A report last October by Esther Roberton on legal services regulation agrees with many of our proposals. However, I have grave concerns about Ms Roberton’s overarching recommendation of creating a new single regulatory body and removing the regulatory role of the Law Society of Scotland. She recommends the same for the Faculty of Advocates and Association of Commercial Attorneys. I believe a new regulator could create potential unnecessary risk to consumer protection and increased costs.
Ms Roberton’s proposal would see the setting and enforcing of standards - in terms of qualifying as a solicitor, anti-money laundering, inspecting law firms and managing the client protection fund which protects consumers from financial loss through the dishonesty of a solicitor or their staff - carried out by an inexperienced organisation. The Law Society of Scotland is best placed to continue to regulate the solicitor profession.
We already have a highly competitive legal sector, with nearly 1,200 private law firms, overall employment of 24,000 and an annual economic contribution of more than £1.5 billion.
This hard-won success was recognised in the Roberton report: “Scotland is home to a well-educated, well respected legal profession with a high degree of public trust of which I believe we can be rightly proud.” It went on to say “there is little evidence of wrongdoing in the current model.”
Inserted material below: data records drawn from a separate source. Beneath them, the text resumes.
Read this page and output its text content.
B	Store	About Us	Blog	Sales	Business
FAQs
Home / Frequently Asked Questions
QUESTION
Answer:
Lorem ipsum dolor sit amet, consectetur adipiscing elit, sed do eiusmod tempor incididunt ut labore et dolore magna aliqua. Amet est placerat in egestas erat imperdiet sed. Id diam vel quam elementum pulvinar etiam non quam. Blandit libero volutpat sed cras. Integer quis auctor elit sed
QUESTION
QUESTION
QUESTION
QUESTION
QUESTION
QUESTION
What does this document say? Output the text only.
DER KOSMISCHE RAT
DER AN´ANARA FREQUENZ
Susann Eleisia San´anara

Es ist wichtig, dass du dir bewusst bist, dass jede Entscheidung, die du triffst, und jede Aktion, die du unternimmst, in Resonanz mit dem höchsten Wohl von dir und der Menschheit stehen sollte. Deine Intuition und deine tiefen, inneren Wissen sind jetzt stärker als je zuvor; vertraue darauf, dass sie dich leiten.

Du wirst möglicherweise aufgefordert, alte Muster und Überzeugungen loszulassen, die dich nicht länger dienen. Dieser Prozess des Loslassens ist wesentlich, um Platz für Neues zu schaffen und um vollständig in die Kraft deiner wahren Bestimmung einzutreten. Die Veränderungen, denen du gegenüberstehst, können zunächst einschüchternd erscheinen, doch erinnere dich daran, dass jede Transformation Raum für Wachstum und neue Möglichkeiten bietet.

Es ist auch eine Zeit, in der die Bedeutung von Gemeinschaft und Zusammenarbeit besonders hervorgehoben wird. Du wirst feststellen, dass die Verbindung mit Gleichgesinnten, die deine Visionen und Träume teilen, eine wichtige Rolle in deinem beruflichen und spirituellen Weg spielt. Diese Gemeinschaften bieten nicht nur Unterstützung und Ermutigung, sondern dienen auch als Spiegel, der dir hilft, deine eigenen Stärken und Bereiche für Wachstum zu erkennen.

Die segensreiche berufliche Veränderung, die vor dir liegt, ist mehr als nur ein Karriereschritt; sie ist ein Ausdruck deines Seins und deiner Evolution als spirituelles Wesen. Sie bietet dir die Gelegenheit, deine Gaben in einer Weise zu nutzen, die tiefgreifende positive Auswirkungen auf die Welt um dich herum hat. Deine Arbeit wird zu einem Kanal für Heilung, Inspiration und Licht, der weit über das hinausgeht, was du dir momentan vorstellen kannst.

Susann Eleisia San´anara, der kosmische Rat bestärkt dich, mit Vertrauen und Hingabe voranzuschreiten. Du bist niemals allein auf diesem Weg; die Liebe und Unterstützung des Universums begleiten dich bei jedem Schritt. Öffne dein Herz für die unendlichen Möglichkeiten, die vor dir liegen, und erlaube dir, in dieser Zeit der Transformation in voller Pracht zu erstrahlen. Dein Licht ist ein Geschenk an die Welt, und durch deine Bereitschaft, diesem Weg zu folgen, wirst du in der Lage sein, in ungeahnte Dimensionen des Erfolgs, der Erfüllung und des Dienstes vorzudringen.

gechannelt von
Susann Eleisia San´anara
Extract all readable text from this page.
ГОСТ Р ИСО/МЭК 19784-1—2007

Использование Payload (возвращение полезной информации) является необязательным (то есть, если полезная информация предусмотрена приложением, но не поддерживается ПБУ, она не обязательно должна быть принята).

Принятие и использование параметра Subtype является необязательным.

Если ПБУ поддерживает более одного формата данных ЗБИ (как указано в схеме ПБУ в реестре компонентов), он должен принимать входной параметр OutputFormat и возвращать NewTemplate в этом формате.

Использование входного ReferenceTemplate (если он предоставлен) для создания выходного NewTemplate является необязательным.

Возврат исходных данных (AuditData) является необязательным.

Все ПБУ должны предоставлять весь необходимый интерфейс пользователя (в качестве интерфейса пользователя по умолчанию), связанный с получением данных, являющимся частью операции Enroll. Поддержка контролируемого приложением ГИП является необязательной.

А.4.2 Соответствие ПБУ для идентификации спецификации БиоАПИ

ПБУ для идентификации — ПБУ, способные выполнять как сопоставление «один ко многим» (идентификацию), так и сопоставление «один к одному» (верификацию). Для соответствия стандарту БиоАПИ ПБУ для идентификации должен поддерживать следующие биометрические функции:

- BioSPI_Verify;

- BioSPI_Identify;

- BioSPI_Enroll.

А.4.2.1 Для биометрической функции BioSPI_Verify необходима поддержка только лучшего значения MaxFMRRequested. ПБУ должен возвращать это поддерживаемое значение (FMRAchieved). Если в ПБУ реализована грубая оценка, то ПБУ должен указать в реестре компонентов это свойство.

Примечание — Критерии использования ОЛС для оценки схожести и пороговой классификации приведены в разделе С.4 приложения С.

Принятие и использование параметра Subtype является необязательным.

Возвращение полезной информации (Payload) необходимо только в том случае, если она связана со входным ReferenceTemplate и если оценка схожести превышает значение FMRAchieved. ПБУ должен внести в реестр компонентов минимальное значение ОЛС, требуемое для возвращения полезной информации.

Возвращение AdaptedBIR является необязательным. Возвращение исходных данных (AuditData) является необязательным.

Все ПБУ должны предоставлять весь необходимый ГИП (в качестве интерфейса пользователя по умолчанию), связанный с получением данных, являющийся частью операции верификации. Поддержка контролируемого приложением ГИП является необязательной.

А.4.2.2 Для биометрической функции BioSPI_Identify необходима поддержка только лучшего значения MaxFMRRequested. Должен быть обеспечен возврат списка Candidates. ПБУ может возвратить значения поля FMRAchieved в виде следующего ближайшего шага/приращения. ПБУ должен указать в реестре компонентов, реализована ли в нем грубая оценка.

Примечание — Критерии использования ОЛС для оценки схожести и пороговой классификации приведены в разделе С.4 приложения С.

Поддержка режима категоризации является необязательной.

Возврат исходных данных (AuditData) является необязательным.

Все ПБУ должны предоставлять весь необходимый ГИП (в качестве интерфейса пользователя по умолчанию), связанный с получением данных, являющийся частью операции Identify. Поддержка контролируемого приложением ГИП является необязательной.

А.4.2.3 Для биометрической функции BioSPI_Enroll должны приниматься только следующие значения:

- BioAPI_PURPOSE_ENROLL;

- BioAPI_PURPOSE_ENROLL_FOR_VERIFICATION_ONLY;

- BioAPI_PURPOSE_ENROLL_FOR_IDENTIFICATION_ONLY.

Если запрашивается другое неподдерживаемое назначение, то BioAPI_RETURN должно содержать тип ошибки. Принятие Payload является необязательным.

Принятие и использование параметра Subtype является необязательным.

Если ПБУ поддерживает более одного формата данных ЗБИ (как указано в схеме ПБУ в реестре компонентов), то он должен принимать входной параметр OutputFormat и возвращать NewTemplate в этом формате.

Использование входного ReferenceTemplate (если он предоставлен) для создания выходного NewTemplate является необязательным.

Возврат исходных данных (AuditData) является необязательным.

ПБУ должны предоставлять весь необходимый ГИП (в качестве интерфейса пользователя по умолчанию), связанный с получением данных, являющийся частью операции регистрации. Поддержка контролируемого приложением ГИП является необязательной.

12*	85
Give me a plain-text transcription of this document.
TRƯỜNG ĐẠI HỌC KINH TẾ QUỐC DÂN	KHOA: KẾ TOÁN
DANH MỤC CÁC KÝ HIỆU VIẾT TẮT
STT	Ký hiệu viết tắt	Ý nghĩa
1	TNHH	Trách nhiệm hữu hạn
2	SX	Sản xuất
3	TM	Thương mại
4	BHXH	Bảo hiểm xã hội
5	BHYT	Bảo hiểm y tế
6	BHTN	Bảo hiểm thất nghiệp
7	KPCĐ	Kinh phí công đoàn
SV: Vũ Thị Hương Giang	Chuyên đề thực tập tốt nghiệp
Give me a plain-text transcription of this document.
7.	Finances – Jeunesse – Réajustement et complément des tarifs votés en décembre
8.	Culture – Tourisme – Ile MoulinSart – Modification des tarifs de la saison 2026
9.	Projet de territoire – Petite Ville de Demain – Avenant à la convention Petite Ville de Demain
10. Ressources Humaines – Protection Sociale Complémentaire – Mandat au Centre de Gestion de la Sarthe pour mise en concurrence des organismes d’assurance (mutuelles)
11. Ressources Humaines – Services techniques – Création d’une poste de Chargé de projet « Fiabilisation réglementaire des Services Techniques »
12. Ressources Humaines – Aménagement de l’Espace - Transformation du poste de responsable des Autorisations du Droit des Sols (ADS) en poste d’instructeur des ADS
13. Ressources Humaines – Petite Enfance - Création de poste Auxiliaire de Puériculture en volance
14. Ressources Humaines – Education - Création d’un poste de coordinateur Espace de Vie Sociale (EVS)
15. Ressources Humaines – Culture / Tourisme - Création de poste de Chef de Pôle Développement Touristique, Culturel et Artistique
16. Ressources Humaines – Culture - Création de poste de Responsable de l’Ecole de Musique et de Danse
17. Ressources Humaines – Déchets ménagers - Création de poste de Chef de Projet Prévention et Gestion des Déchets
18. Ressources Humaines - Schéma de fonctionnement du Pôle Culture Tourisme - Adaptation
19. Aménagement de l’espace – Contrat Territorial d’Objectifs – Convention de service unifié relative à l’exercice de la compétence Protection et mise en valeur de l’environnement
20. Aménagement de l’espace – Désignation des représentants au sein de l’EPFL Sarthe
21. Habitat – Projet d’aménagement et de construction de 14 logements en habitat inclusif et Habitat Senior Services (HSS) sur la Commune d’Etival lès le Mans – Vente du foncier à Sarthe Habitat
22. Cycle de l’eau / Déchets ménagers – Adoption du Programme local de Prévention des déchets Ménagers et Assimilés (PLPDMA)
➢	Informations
As such, I do not believe Ms Roberton has provided the kind of convincing evidence expected to justify her main proposal, which would involve significant upheaval, uncertainty, and increased cost for consumers.
An overwhelming majority of Scottish solicitors questioned recently agree. According to new independent research of over 500 solicitors in Scotland by Survation and Mark Diffley Consultancy and Research, 93 per cent of respondents agree the Law Society should continue to be responsible for representation, support and regulation of solicitors in Scotland – and 91 per cent of respondents agree the Law Society is an effective regulator of the solicitor profession.
Additional costs are not only bad for consumers, they risk undermining the international competitiveness of Scottish solicitors and legal firms. With all the uncertainty in our economy today, this is the last time to build in more unnecessary costs.
When the Scottish Legal Complaints Commission (SLCC) was established in 2007, it was expected to cost the legal profession approximately £1.2 million per year. The most recent SLCC annual report shows the costs now stand at almost £3.1m. Over the last three years, the SLCC’s levy on Scottish solicitors has increased by 24.5 per cent.
I believe there are alternative reforms which would improve the regulatory system, enhance consumer protection and importantly, protect the competitiveness and economic vibrancy of the Scottish legal services market.
One option we have suggested is to transform the SLCC into a Scottish Legal Ombudsman Service which could concentrate properly on dealing with consumer complaints thoroughly but swiftly. That ombudsman could give the necessary focus to consumer redress and issues of compensation. This would allow the Law Society to continue its strong track record of addressing issues of professional misconduct and prosecuting for discipline.
This reform could ensure the Scottish legal sector remains one of our country’s proudest economic and social success stories and ensure robust public protection.